Laut Foresight-Hochrechnung schaffen die Freiheitlichen ein Rekordplus von 13,1 Prozentpunkten, die Volkspartei erleidet ein Rekordminus von 11,2 Prozent. Die SPÖ könnte unter dem historisch schlechtesten Ergebnis von 21,2 Prozent bleiben. Für die Grünen ergab sich ein Minus von gut fünf Prozentpunkten, für die NEOS wären die 9,1 Prozent das beste Ergebnis bei einer Nationalratswahl.
Kanzler Karl Nehammer bedauerte in einer ersten Reaktion, dass die ÖVP es nicht geschafft habe, die „Aufholjagd“ mit Platz 1 abzuschließen. Aufgabe sei es für die Zukunft genau hinzusehen, wieso „Radikalisierte“ mehr Zuspruch bekämen als die „Kraft der Mitte“ , die „Stimme der Vernunft“.

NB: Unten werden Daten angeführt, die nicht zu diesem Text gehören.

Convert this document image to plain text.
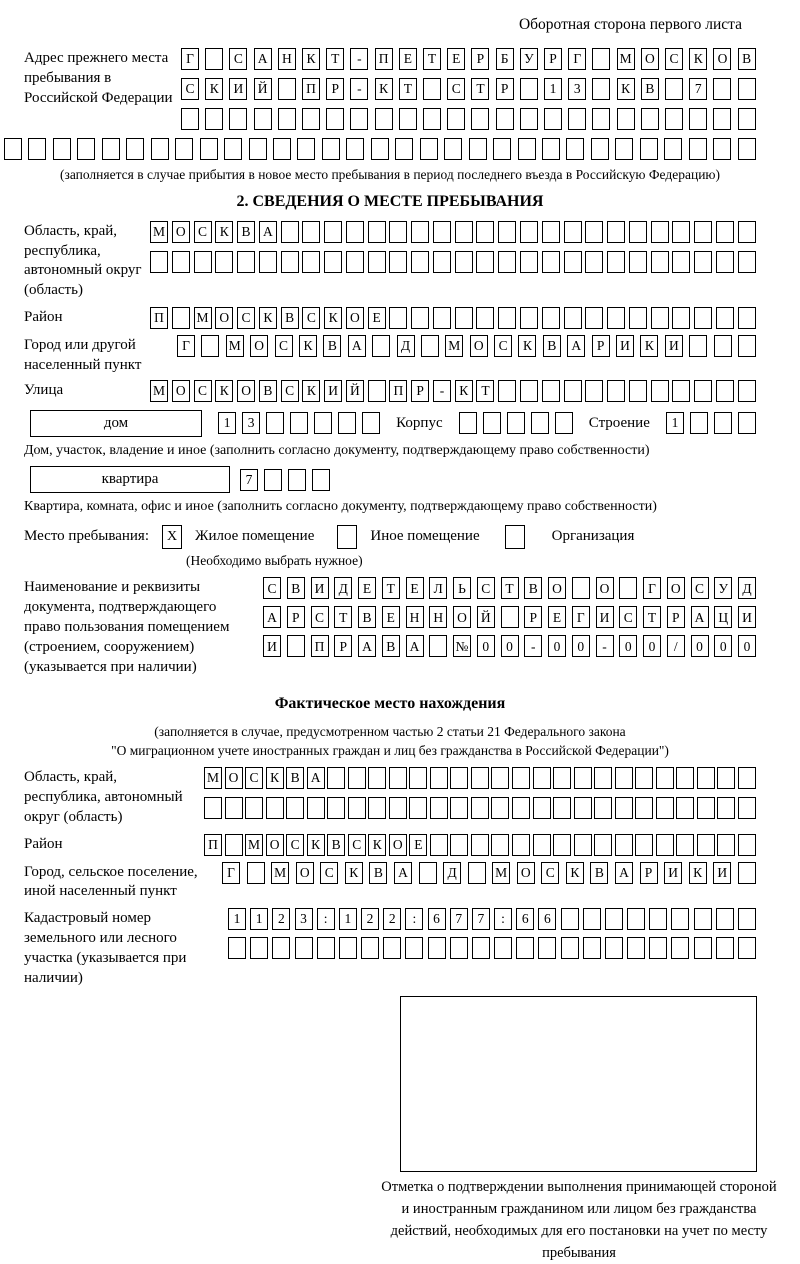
Оборотная сторона первого листа
Адрес прежнего места пребывания в Российской Федерации
Г	С	А	Н	К	Т	-	П	Е	Т	Е	Р	Б	У	Р	Г	М О	С	К	О	В
С	К	И	Й	П	Р	-	К	Т	С	Т	Р	1	3	К	В	7
(заполняется в случае прибытия в новое место пребывания в период последнего въезда в Российскую Федерацию)
2. СВЕДЕНИЯ О МЕСТЕ ПРЕБЫВАНИЯ
Область, край, республика, автономный округ (область)
М О С К В А
Район	П	М О С К В С К О Е
Город или другой населенный пункт
Г	М	О	С	К	В	А	Д	М	О	С	К	В	А	Р	И	К	И
Улица	М О С К О В С К И Й	П Р	-	К Т
дом	1	3	Корпус	Строение	1
Дом, участок, владение и иное (заполнить согласно документу, подтверждающему право собственности)
квартира	7
Квартира, комната, офис и иное (заполнить согласно документу, подтверждающему право собственности)
Место пребывания:	X	Жилое помещение	Иное помещение	Организация
(Необходимо выбрать нужное)
Наименование и реквизиты документа, подтверждающего право пользования помещением (строением, сооружением) (указывается при наличии)
С	В	И	Д	Е	Т	Е	Л	Ь	С	Т	В	О	О	Г	О	С	У	Д
А	Р	С	Т	В	Е	Н	Н	О	Й	Р	Е	Г	И	С	Т	Р	А	Ц	И
И	П	Р	А	В	А	№	0	0	-	0	0	-	0	0	/	0	0	0
Фактическое место нахождения
(заполняется в случае, предусмотренном частью 2 статьи 21 Федерального закона
"О миграционном учете иностранных граждан и лиц без гражданства в Российской Федерации")
Область, край, республика, автономный округ (область)
М О С К В А
Район	П	М О С К В С К О Е
Город, сельское поселение, иной населенный пункт
Г	М	О	С	К	В	А	Д	М	О	С	К	В	А	Р	И	К	И
Кадастровый номер земельного или лесного участка (указывается при наличии)
1	1	2	3	:	1	2	2	:	6	7	7	:	6	6
Отметка о подтверждении выполнения принимающей стороной и иностранным гражданином или лицом без гражданства действий, необходимых для его постановки на учет по месту пребывания
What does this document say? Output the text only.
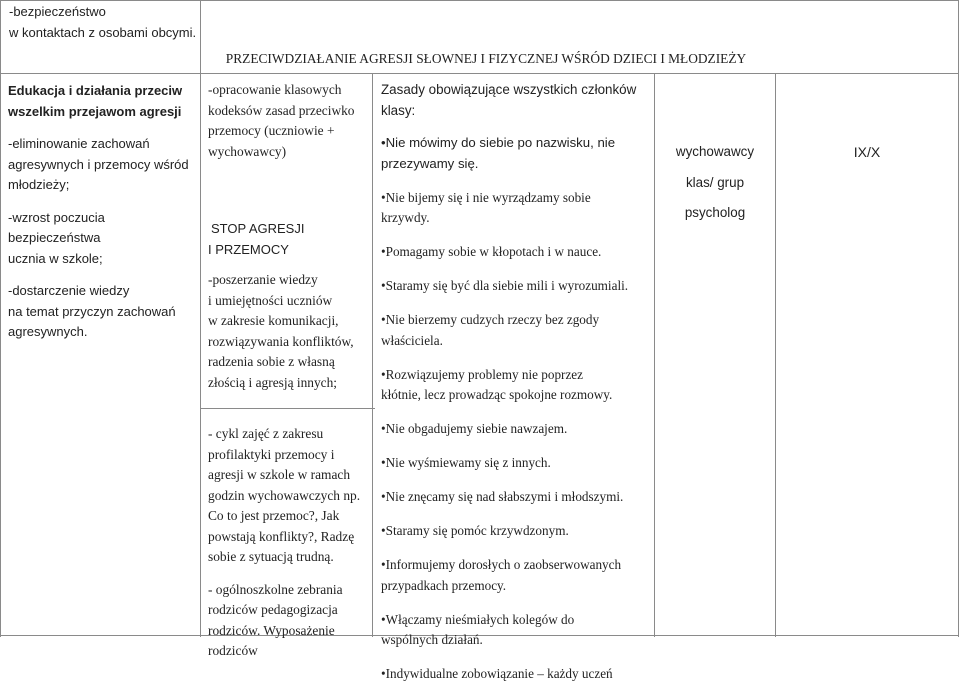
-bezpieczeństwo
w kontaktach z osobami obcymi.
PRZECIWDZIAŁANIE AGRESJI SŁOWNEJ I FIZYCZNEJ WŚRÓD DZIECI I MŁODZIEŻY
Edukacja i działania przeciw
wszelkim przejawom agresji
-eliminowanie zachowań
agresywnych i przemocy wśród
młodzieży;
-wzrost poczucia bezpieczeństwa
ucznia w szkole;
-dostarczenie wiedzy
na temat przyczyn zachowań
agresywnych.
-opracowanie klasowych
kodeksów zasad przeciwko
przemocy (uczniowie +
wychowawcy)
STOP AGRESJI
I PRZEMOCY
-poszerzanie wiedzy
i umiejętności uczniów
w zakresie komunikacji,
rozwiązywania konfliktów,
radzenia sobie z własną
złością i agresją innych;
- cykl zajęć z zakresu
profilaktyki przemocy i
agresji w szkole w ramach
godzin wychowawczych np.
Co to jest przemoc?, Jak
powstają konflikty?, Radzę
sobie z sytuacją trudną.
- ogólnoszkolne zebrania
rodziców pedagogizacja
rodziców. Wyposażenie
rodziców
Zasady obowiązujące wszystkich członków
klasy:
• Nie mówimy do siebie po nazwisku, nie
przezywamy się.
• Nie bijemy się i nie wyrządzamy sobie
krzywdy.
• Pomagamy sobie w kłopotach i w nauce.
• Staramy się być dla siebie mili i wyrozumiali.
• Nie bierzemy cudzych rzeczy bez zgody
właściciela.
• Rozwiązujemy problemy nie poprzez
kłótnie, lecz prowadząc spokojne rozmowy.
• Nie obgadujemy siebie nawzajem.
• Nie wyśmiewamy się z innych.
• Nie znęcamy się nad słabszymi i młodszymi.
• Staramy się pomóc krzywdzonym.
• Informujemy dorosłych o zaobserwowanych
przypadkach przemocy.
• Włączamy nieśmiałych kolegów do
wspólnych działań.
• Indywidualne zobowiązanie – każdy uczeń
wychowawcy
klas/ grup
psycholog
IX/X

Rücktrittsaufforderung an Karl Nehammer
FP-Generalsekretär Christian Hafenecker legte dem Regierungschef hingegen den Rückzug nahe: „Wenn man eine so historische Niederlage eingefahren hat, dann gibt es eigentlich nur eine Konsequenz.“ Sein Generalsekretariatskollege Michael Schnedlitz frohlockte, dass die Österreicher Geschichte geschrieben hätten.SP-Bundesgeschäftsführer Klaus Seltenheim sprach von einem schmerzhaften Ergebnis, für das er auch die internen Querelen verantwortlich machte. Es sei wichtig, dass eine Partei mit einer Stimme spreche. Einen Rücktritt von Spitzenkandidat Andreas Babler sieht er nicht: „Das Projekt ist natürlich nicht beendet.“
Die Babler-Vertraute Julia Herr signalisiert Gesprächsbereitschaft Richtung Volkspartei
Für die Grünen trat zunächst Sozialminister Johannes Rauch vor die Mikrofone: „Ich glaube, es ist ein Auftrag weiter zu kämpfen“, meinte er in einer ersten Reaktion zum Minus seiner Partei. Für die NEOS erinnerte Generalsekretär Douglas Hoyos daran, dass man ein Rekordergebnis erzielt habe und somit einer der beiden Wahl-Gewinner sei. Für eine Regierungsbildung sieht er seine Partei bereit – ebenso wie Rauch die Grünen.Die Regierungsbildung dürfte jedenfalls schwierig sein. Bundespräsident Alexander Van der Bellen wird es obliegen, den Regierungsbildungsauftrag zu erteilen. Ein Automatismus, dass dabei der Erstplatzierte zum Zug kommt, besteht nicht. Das Staatsoberhaupt hat sich diesbezüglich alle Optionen offen gelassen.
Interessant wird auch die Wahl des Nationalratspräsidenten. Denn dass hier die stärkste Kraft das Amt erhält, ist nur eine Usance, nicht aber zwingend vorgeschrieben.
Lange warten heißt es voraussichtlich am Abend auf das vorläufige Gesamtergebnis – laut Wahlbehörde ist „nicht vor 23 Uhr“ damit zu rechnen. Grund dafür ist die seit Anfang 2024 gültige Wahlrechtsreform. Anders als bisher wird nun am Wahlsonntag der Großteil der Briefwahlstimmen gleich mitausgezählt. Das und die Rekordzahl von 1.436.240 ausgegebenen Wahlkarten wird wohl mehr Zeit beim Auszählen in Anspruch nehmen. Bei der Nationalratswahl im Jahr 2019 waren es noch 1.070.933 Briefwahlkarten, bei der EU-Wahl im heurigen Juni 958.948.